Sí, amables lectores, han caído cuatro gotas y ya veo, desde mi ventana, cómo los niños que entran en el colegio que tengo enfrente, llevan puestos sus chubasqueros, sus botas de agua, y portan su preciosa cartera protegida por una funda de plástico. No les falta un detalle, ni uno, lo que no tengo tan claro es que los deberes y las lecciones que deberían haber hecho y estudiado para hoy estén tan perfectos como sus vestimentas.

No me digan que soy una anciana muy quisquillosa. Todo es debido a que recuerdo a mi difunta madre que se sentaba con mis hermanos y conmigo en aquella enorme mesa, cuando terminábamos de merendar y no nos dejaba movernos hasta que le recitábamos las lecciones como papagayos. Yo no he sido tan perfecta con mi chiquillería, pero les hacía cumplir unas normas, por ejemplo: que bajaban a jugar sólo los sábados y los domingos si, previamente, habían terminado los deberes que deberían entregar los lunes. Yo les aseguro que protestaban, pero sabían que perdían el tiempo. Y hoy no dejan de recordarme lo madrastrona que era. Ya ven, con la carita de buena que tengo.

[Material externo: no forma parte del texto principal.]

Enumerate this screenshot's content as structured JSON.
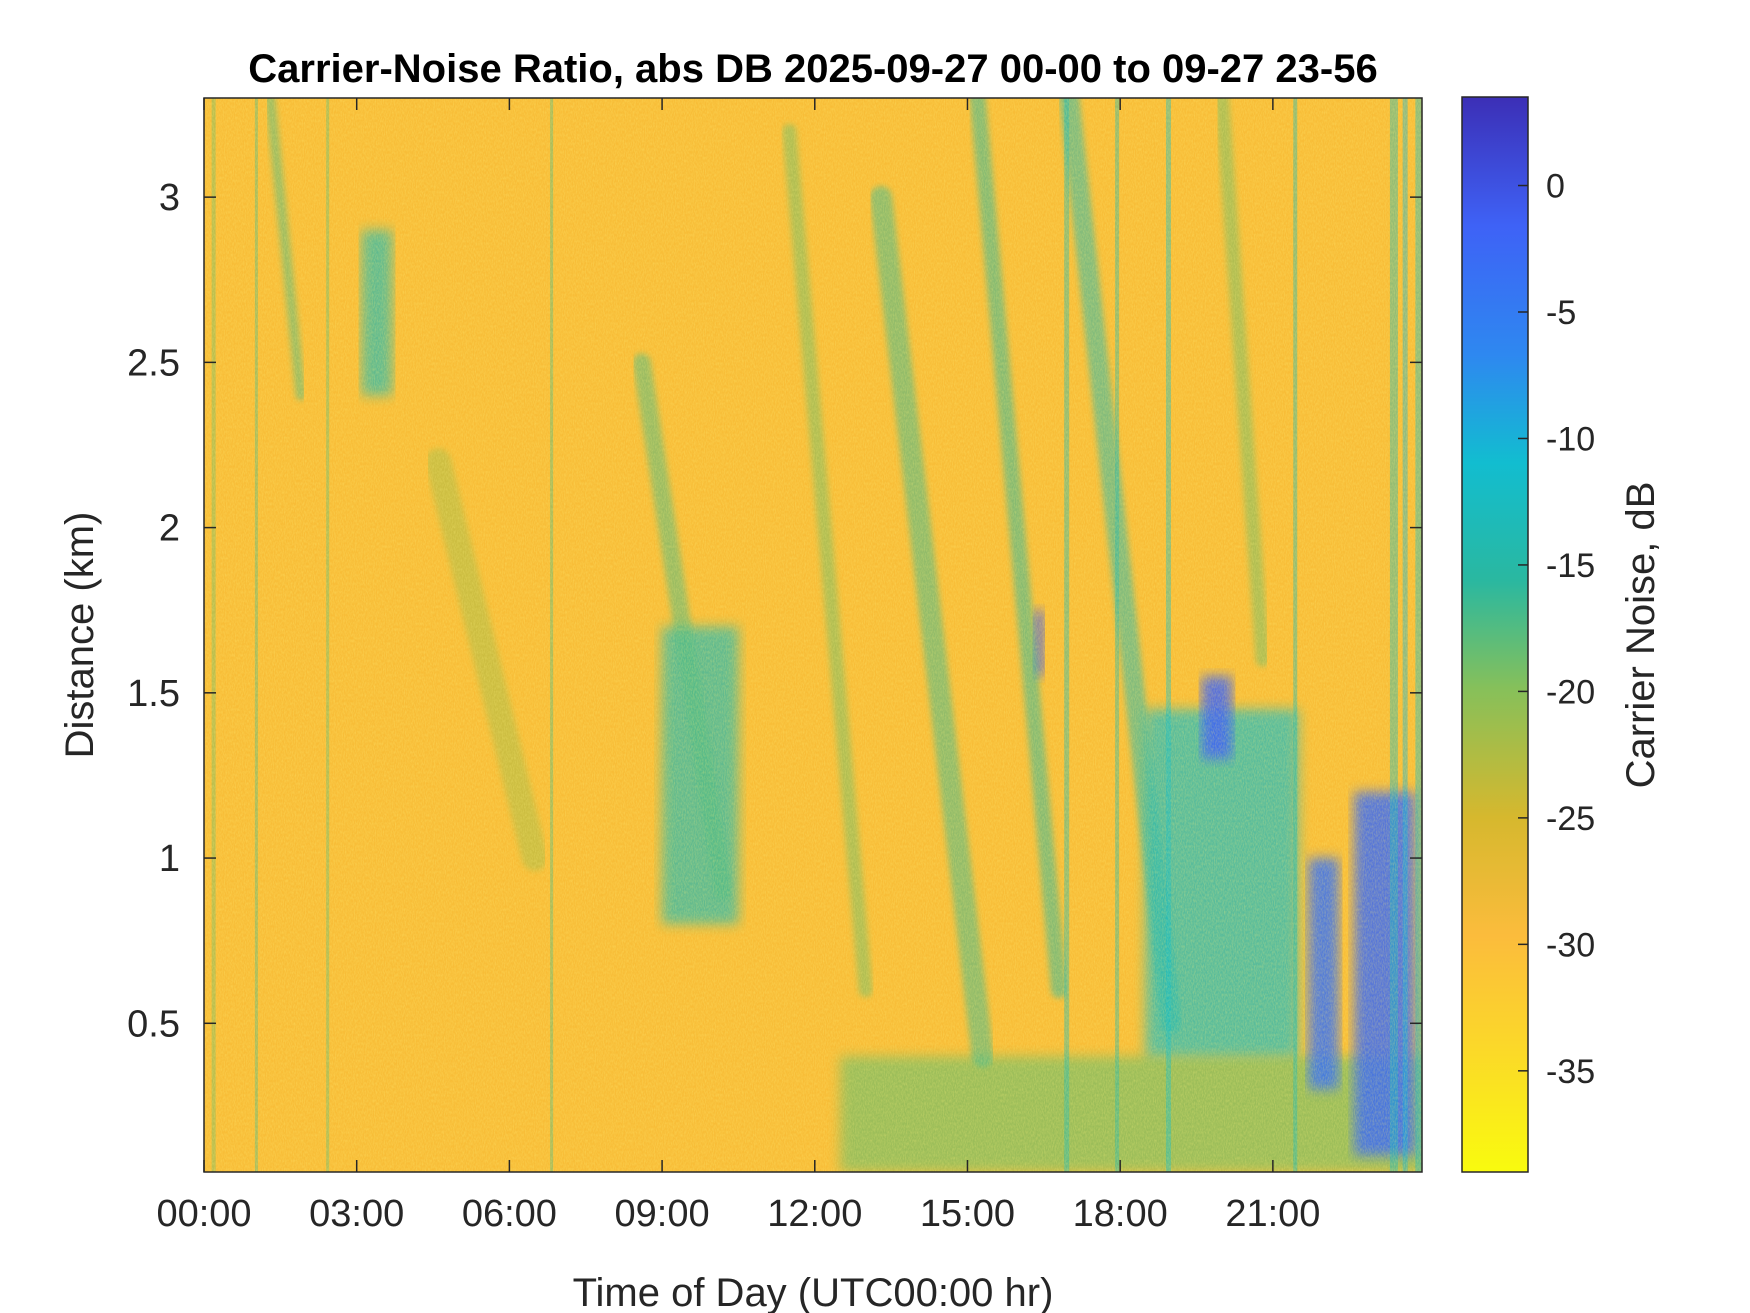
{
  "chart_data": {
    "type": "heatmap",
    "title": "Carrier-Noise Ratio, abs DB 2025-09-27 00-00 to 09-27 23-56",
    "xlabel": "Time of Day (UTC00:00 hr)",
    "ylabel": "Distance (km)",
    "x_tick_labels": [
      "00:00",
      "03:00",
      "06:00",
      "09:00",
      "12:00",
      "15:00",
      "18:00",
      "21:00"
    ],
    "x_tick_hours": [
      0,
      3,
      6,
      9,
      12,
      15,
      18,
      21
    ],
    "xlim_hours": [
      0,
      23.93
    ],
    "y_ticks": [
      0.5,
      1,
      1.5,
      2,
      2.5,
      3
    ],
    "y_tick_labels": [
      "0.5",
      "1",
      "1.5",
      "2",
      "2.5",
      "3"
    ],
    "ylim_km": [
      0.05,
      3.3
    ],
    "colorbar": {
      "label": "Carrier Noise, dB",
      "ticks": [
        0,
        -5,
        -10,
        -15,
        -20,
        -25,
        -30,
        -35
      ],
      "tick_labels": [
        "0",
        "-5",
        "-10",
        "-15",
        "-20",
        "-25",
        "-30",
        "-35"
      ],
      "range": [
        -39,
        3.5
      ],
      "colormap": "parula (reversed)",
      "colors": [
        "#f9fb0e",
        "#fbbc3c",
        "#cdb92d",
        "#86c05a",
        "#2ab8a0",
        "#12bdd0",
        "#2e88f0",
        "#3e62f6",
        "#3c2fb6"
      ]
    },
    "description_regions": [
      {
        "x_hours": [
          0,
          24
        ],
        "y_km": [
          0.05,
          3.3
        ],
        "value_db": -32,
        "note": "background"
      },
      {
        "x_hours": [
          12.5,
          24
        ],
        "y_km": [
          0.05,
          0.4
        ],
        "value_db": -24
      },
      {
        "x_hours": [
          18.5,
          21.5
        ],
        "y_km": [
          0.4,
          1.45
        ],
        "value_db": -16
      },
      {
        "x_hours": [
          9,
          10.5
        ],
        "y_km": [
          0.8,
          1.7
        ],
        "value_db": -18
      },
      {
        "x_hours": [
          3.1,
          3.7
        ],
        "y_km": [
          2.4,
          2.9
        ],
        "value_db": -18
      },
      {
        "x_hours": [
          16.3,
          16.5
        ],
        "y_km": [
          1.55,
          1.75
        ],
        "value_db": -2
      },
      {
        "x_hours": [
          19.6,
          20.2
        ],
        "y_km": [
          1.3,
          1.55
        ],
        "value_db": -3
      },
      {
        "x_hours": [
          21.7,
          22.3
        ],
        "y_km": [
          0.3,
          1.0
        ],
        "value_db": -5
      },
      {
        "x_hours": [
          22.6,
          23.8
        ],
        "y_km": [
          0.1,
          1.2
        ],
        "value_db": -4
      }
    ]
  }
}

Alguna vez pienso si no me excedí en mis normas. Mejor es no pensarlo. No me han demandado y eso es un punto a mi favor.

Creo que los pantanos se están llenando de nuevo, y demasiado deprisa. «No tenemos término medio o nos morimos de sed o nos ahogamos» decía una señora hace un rato en el mercado y no le contesté, pero pensé: «Señor, Señor, de todo nos quejamos; si llueven cuatro gotas, decimos: Nos vamos a ahogar».

Lo cierto es que, a veces, nos quejamos de vicio, sólo a veces. Hasta la próxima semana.